I came to the same place where we used to come. I sat in the place where we used to sit. I am an writer for name sake. But I am very bad in expressing my feelings in front of others . Like I could never tell u , exactly what I feel.  I know there is no term like ex-bestfriend but there has to be one in my life. If relationship between to people can break then friendship also. So I ll call u that.
         We are not talking anymore but I don't miss u that much . This is my own voice so I don't want to lie. Everything was so good when we were together. I never thought I could stay without u. Everything in my life was lesser than your happiness. It's like we see in the movies. A call from u and I ll come running, wherever I am. U know that I am high on emotions. After I left home I always thought u r my second family. To get this place in my life u didn't had to do much. There was something there which made this happen. I am still searching that something.
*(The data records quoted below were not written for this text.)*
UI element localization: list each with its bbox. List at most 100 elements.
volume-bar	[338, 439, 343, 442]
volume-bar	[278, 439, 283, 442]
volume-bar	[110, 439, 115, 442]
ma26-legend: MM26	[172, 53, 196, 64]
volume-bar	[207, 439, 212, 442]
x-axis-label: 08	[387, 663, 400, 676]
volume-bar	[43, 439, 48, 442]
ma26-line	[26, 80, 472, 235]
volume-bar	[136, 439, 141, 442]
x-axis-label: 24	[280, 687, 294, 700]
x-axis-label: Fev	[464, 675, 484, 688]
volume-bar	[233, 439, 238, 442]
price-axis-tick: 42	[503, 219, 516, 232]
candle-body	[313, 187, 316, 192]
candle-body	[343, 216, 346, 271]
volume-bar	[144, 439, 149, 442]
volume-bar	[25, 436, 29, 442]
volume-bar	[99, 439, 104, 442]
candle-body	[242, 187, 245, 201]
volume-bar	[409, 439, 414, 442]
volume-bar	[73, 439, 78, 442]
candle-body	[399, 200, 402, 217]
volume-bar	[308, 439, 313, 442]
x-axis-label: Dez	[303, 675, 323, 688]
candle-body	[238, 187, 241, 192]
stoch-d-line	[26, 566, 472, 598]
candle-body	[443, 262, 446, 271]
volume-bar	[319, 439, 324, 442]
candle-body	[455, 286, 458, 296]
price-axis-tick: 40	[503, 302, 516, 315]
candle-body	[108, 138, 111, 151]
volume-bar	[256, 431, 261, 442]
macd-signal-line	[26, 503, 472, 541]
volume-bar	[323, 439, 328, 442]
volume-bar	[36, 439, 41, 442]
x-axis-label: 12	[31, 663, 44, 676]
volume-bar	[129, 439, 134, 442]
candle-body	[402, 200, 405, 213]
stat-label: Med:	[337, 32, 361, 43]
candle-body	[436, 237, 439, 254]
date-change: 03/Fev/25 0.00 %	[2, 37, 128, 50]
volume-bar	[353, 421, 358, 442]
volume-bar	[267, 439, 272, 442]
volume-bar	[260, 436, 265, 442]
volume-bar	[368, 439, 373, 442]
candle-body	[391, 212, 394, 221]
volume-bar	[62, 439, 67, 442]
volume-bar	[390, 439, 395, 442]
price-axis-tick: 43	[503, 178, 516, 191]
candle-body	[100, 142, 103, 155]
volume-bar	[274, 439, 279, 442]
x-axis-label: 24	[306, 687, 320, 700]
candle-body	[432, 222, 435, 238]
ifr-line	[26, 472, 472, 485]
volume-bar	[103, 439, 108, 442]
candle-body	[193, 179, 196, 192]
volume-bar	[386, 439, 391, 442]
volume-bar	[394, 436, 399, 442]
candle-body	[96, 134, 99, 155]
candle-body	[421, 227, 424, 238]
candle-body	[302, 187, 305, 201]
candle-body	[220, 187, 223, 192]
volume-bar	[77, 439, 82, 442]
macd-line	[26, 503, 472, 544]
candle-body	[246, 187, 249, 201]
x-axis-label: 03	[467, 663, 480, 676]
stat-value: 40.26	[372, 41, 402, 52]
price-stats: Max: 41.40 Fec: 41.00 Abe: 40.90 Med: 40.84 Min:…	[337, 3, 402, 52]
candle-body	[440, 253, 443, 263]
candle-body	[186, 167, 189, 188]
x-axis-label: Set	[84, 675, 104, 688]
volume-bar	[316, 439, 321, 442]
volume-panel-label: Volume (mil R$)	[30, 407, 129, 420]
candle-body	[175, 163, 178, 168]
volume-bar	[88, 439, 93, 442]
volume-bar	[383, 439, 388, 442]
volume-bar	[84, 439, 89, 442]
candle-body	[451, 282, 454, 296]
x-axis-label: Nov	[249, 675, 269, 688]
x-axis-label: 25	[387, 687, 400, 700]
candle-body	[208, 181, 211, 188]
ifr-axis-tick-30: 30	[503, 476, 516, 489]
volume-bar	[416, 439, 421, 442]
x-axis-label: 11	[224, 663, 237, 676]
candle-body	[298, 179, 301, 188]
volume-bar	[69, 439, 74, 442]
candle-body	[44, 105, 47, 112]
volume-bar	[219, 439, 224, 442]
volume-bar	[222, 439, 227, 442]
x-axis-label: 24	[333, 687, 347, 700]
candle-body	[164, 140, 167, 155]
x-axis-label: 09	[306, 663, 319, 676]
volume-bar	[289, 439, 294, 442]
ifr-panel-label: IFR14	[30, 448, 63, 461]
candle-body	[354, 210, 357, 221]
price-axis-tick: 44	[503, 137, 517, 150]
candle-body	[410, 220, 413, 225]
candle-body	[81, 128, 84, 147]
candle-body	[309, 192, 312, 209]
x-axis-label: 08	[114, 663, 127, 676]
I hope I could know it . So that I ll know this also why things didn't worked out for us.
          U remember when I used wake up early and coffee for us but u ll not drink coz u had the habit of making stuff on your own. It used to break my heart. I respected your feelings and never said anything. When i used to come back from college and cry for lil things u used to make me understand this things are temporary I ll cross all the problems I am facing, and used to believe u like a kid. I Learnt cooking from u. And I wish I could tell u that this is my favourite hobby now. I know I promised that I ll never leave u . We ll be together and make our homes in the same street so that our kids can grow up together and be best friends like us. I know I couldn't keep my promise I let u go. But I couldn't stop u from turning your back to me. I thought we ll fight but u ll never abandon me. But u know whatever happens ,happens for good. So I took it as something that was destined to be happen. I still remember everything, I didn't even forget a single thing. We used to laugh together, we used to cry together. I always wished I can be a sister for u but u know later I realised , whatever we feel  people need not have to feel the same thing. And I realized that nothing is same and equal in both sides.that day when I saw u crying when I was leaving. I wasn't crying becoz I was leaving, I couldn't stop myself from crying after I saw u. I still wonder why was that. I never could understand u. It took me years to stop following u around. When I was finally preparing to leave u . U left me without even thinking. May be it is my mistake . I was blinded by my high hopes that I fell down very hard. U blamed me for our break up . I was ok with it coz I am already carrying so much blames. Somehow I knew things are like this in your mind but I kept fooling myself but when I opened my eyes it was too late. When I saw things with my own eyes. Your perception towards me . My heart said u knew it. My fault, m guilty . I didn't wanted to see. I ll feel bad that I couldn't dance in your marriage or we couldn't click that mehendi wala selfie. But it's ohk . I didn't waited for u to understand any more . I moved on. I walked forward . And I have come a long way.
       I have someone in my life now who takes care of me. It's not like replacing u as u blamed me . It's something different between us . I don't need to make her stay in my life. She just stays. I don't need to show her care so that she ll care for me. She just takes care for me. Gives a shoulder whenever I need to cry. Laughs with me when I feel like. We are just friends by nature, no efforts. U taught me how to recognize people. I am her priority by her choice. After she came to my life I never stayed alone. It's not like if u didn't stayed with a person , u never can't . I am happy. trying to heal all my wounds. I want u to be happy like this. I guess the place I had for u in my life, I never had in your life. So it's easier to move on , I took a eternity. Ohk , I guess this is my left feelings for u. U always stay happy I wish that may be we ll meet after a few years and laugh on our stupidity . But I wish I never meet u .I can't . Ever. Bye got to go , she is waiting for me. And wondering why I am writing something from so long.